"I want to show that our differences can be a source of strength instead of a cause for hatred and division” stated Mirsad Hadžikadić, UNCC professor who ran for president of Bosnia-Herzegovina in its October 7 elections. Bosnia was one of the six republics of Yugoslavia until that country was torn apart by warfare during the first half of the 1990s. More than 200,000 people were killed, and Bosniaks (Bosnian Muslims) were the target of genocidal violence committed by Yugoslav and Serbian forces. The war resulted in the partial dismemberment of Bosnia-Herzegovina, roughly half of which was handed to Serbian leaders. For many centuries Bosnia and its capital Sarajevo had been seen as a land of peaceful coexistence and relative harmony in the Balkans.
[UPDATE: Dr. Hadžikadić finished 4th in the voting. October 5 interview of Dr. Hadžikadić by WFAE]
A series of five lecture/discussion events at UNC Charlotte this fall will focus on Bosnia’s 2018 elections. Dr. Hadžikadić, a prominent figure in Charlotte’s large Bosniak (Bosniak Muslim) community as well as on our campus, came to the U.S. as a Fulbright Scholar and has been with UNCC since 1987. He is founding executive director of the Data Science for Social Good Initiative and professor of software and information systems.
The lecture series is open without charge to the public and to UNC Charlotte students, faculty, and staff. The dates and topics of the lectures are:
Wed., Sept. 12: “The Disintegration of Yugoslavia, the Dayton Accords and the Formation of Bosnia and Herzegovina.” Presenters: Dale L. Smith, Professor of Global Studies, UNC Charlotte, and Kristina Drye, a UNC Charlotte graduate currently pursuing a Masters in Security Studies at the School of Foreign Service, Georgetown University. BECAUSE OF THE APPROACHING STORM: THIS EVENT WILL BE HELD AT 11:15am - 12:05, same date (Sept. 12), in McInery 124.
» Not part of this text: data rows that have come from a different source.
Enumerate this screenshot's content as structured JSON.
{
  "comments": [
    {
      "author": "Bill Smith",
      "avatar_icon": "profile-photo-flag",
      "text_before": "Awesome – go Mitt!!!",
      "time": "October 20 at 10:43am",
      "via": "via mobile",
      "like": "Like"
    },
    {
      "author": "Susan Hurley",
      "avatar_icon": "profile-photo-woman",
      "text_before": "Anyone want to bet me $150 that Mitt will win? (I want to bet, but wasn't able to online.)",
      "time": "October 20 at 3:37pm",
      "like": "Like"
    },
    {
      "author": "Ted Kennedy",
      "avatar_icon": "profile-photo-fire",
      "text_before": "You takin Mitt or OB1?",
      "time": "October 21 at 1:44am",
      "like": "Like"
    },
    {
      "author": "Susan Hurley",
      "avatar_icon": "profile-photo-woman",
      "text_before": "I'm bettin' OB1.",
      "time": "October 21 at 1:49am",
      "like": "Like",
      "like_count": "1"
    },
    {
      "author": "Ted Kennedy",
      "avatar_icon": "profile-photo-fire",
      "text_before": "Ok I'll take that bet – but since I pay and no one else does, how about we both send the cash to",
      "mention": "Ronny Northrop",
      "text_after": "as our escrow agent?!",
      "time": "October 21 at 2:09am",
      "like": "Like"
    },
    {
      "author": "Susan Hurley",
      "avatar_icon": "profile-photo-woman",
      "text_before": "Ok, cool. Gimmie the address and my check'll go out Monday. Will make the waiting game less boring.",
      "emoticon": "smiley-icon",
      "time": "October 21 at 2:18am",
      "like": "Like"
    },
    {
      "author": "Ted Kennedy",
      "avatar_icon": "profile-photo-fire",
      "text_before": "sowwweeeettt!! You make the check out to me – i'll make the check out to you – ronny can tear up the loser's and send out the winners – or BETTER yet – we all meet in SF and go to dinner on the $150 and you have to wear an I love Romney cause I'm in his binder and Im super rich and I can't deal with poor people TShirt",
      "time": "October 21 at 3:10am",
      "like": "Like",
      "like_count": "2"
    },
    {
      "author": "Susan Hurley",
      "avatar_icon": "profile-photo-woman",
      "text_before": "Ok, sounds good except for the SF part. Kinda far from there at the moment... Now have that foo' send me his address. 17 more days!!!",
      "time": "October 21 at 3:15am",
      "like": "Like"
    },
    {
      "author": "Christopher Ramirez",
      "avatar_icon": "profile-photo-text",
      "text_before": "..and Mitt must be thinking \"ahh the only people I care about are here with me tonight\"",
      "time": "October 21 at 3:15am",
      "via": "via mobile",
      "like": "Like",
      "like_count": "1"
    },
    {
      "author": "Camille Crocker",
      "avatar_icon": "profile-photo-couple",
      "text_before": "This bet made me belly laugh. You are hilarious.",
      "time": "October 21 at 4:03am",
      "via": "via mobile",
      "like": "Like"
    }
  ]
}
- Wed., Sept. 26: “The Political and Electoral Institutions of Bosnia and Herzegovina.” Presenter: Dino Hadić, Doctoral candidate in political science, Washington University.
- Wed., Oct. 3: “The 2018 Presidential Election: Parties and Candidates.” Presenter: Suad Arnautović, Professor of Political Science at the University of Sarajevo and member of the Bosnia and Herzegovina Central Election Commission.
- Wed., Oct. 17: “Presidential Election Results and What They Mean for Bosnia.” Panel discussion with participants to be announced later.
- Mon., Oct. 22, Center City: A discussion with Mirsad Hadžikadić about his campaign experiences.
All events except the Oct. 22 discussion will be from 5:30 to 7:30 p.m. in Room 281 of the College of Health and Human Services on UNC Charlotte’s main campus. Visitor parking is available in the Student Union parking deck. No registration is required.
The Oct. 22 discussion with Hadžikadić will begin at 6:30 pm. at UNC Charlotte Center City, 320 E. 9th Street (Charlotte 28202). A reception will follow the discussion. RSVPs (click here) are required for this event, and parking information will be emailed to RSVPs several days prior to the event.
Yugoslavia in 1990
Bosnia Herzegovina has a complicated three-person presidency whose members collectively serve as head of state. If successful, Hadžikadić will be the Bosniak president and will serve a four-year term. He is on leave from UNCC this semester while campaigning.
Bosnia-Herzegovina is deeply divided along social, religious and cultural lines and, according to many observers, is increasingly at risk of dissolution and absorption by its neighbors, Serbia and Croatia. As a Bosnian, Hadžikadić says that he wants his country to unite and stand on its own, and eventually to be welcomed into the European Union and NATO.
The lecture series is cosponsored by the Department of Global Studies, the College of Liberal Arts & Sciences, the College of Computing and Informatics, and the Office of International Programs at UNC Charlotte.
Bosnia and Herzegovina today. The "Republika Srpska" occupies roughly half the territory of historic Bosnia.